The Critical Role of Supply Chain Operations for EV Production
As EV manufacturers broaden their horizons and source more electrical components from OEMs across the world, the efficiency of supply chains will be a top concern. This is partly related to cost-cutting measures as cost of ownership is still a primary sticking point for EV adoption. Companies will need to explore different measures that allow them to provide affordable solutions to consumers while maintaining their margins.
But supply chain optimization takes many forms, depending on the goals of the company in question.
Many assume that supply chain improvement involves cost slashing measures (like offshore outsourcing) as a matter of course, but this isn’t necessarily the case. Global outsourcing to low-cost manufacturers might seem like a desirable way to reduce supply chain costs and reduce cost barriers for EV purchases, however, companies need to consider what they’re giving up in exchange for these cost benefits.
In most cases, offshore outsourcing represents a loss of control and an inherent lack of support for local communities that may have benefited economically from the production.
At AirBoss of America Corp., we strongly believe that manufacturing success isn’t just about cutting costs; it’s about tying social responsibility to economic impacts in a way that benefits both manufacturers and the local communities in which they live.
The AirBoss Manufacturing Approach
We aim to support manufacturing locally, regionally, and nationally by prioritizing local manufacturers across the United States and Canada. As one of North America’s largest custom rubber compounding companies, we do substantial work across the automotive, heavy commercial, construction and infrastructure, oil & gas, and defense industries, giving us unique insight into how supply chain management affects communities in many different areas.
By keeping manufacturing processes local, we maintain expertise and oversight of all processes – not just for product quality, but for the environmental protection goals that drive our business. While others in the EV supply chain may outsource to low-cost manufacturers on other continents, we understand the benefits of local manufacturing for product quality and environmental stewardship.

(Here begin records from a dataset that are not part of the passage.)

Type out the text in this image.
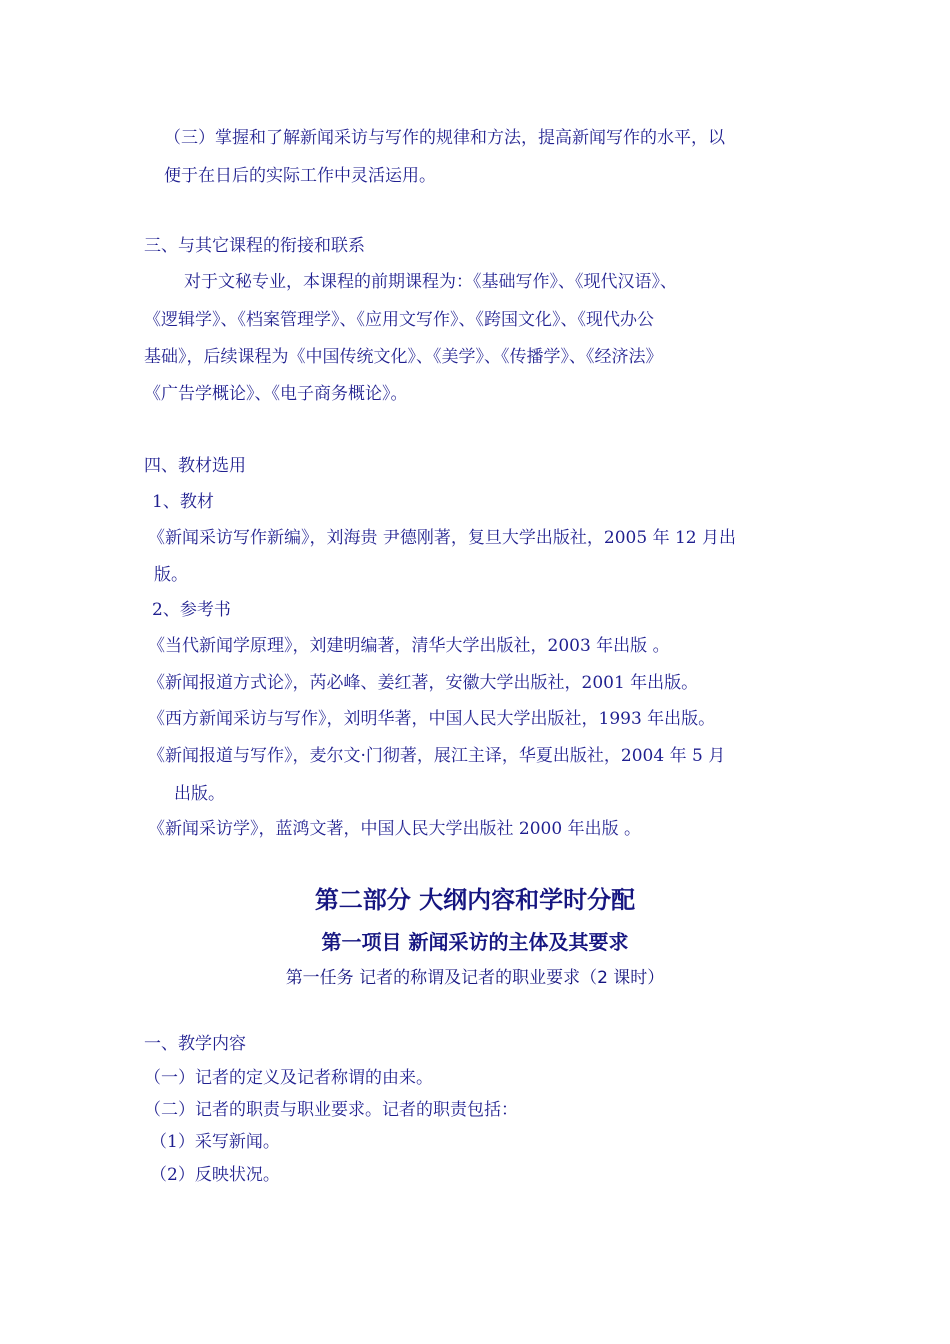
（三）掌握和了解新闻采访与写作的规律和方法，提高新闻写作的水平，以
便于在日后的实际工作中灵活运用。
三、与其它课程的衔接和联系
对于文秘专业，本课程的前期课程为：《基础写作》、《现代汉语》、
《逻辑学》、《档案管理学》、《应用文写作》、《跨国文化》、《现代办公
基础》，后续课程为《中国传统文化》、《美学》、《传播学》、《经济法》
《广告学概论》、《电子商务概论》。
四、教材选用
1、教材
《新闻采访写作新编》，刘海贵 尹德刚著，复旦大学出版社，2005 年 12 月出
版。
2、参考书
《当代新闻学原理》，刘建明编著，清华大学出版社，2003 年出版 。
《新闻报道方式论》，芮必峰、姜红著，安徽大学出版社，2001 年出版。
《西方新闻采访与写作》，刘明华著，中国人民大学出版社，1993 年出版。
《新闻报道与写作》，麦尔文·门彻著，展江主译，华夏出版社，2004 年 5 月
出版。
《新闻采访学》，蓝鸿文著，中国人民大学出版社 2000 年出版 。
第二部分 大纲内容和学时分配
第一项目 新闻采访的主体及其要求
第一任务 记者的称谓及记者的职业要求（2 课时）
一、教学内容
（一）记者的定义及记者称谓的由来。
（二）记者的职责与职业要求。记者的职责包括：
（1）采写新闻。
（2）反映状况。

And by keeping things here at home, we’re able to guarantee that all manufacturing processes for EV tires, belts, insulation materials, and anti-vibration rubber products are made with care. In our view, this push for quality is a big reason why OEMs are losing market share to EV component suppliers.
As EV production industry-wide begins to rely less on monolithic, profit-focused OEMs and more on the individual suppliers with sustainability goals driving their operations, investors will see the benefits of supporting businesses that prioritize quality above all else.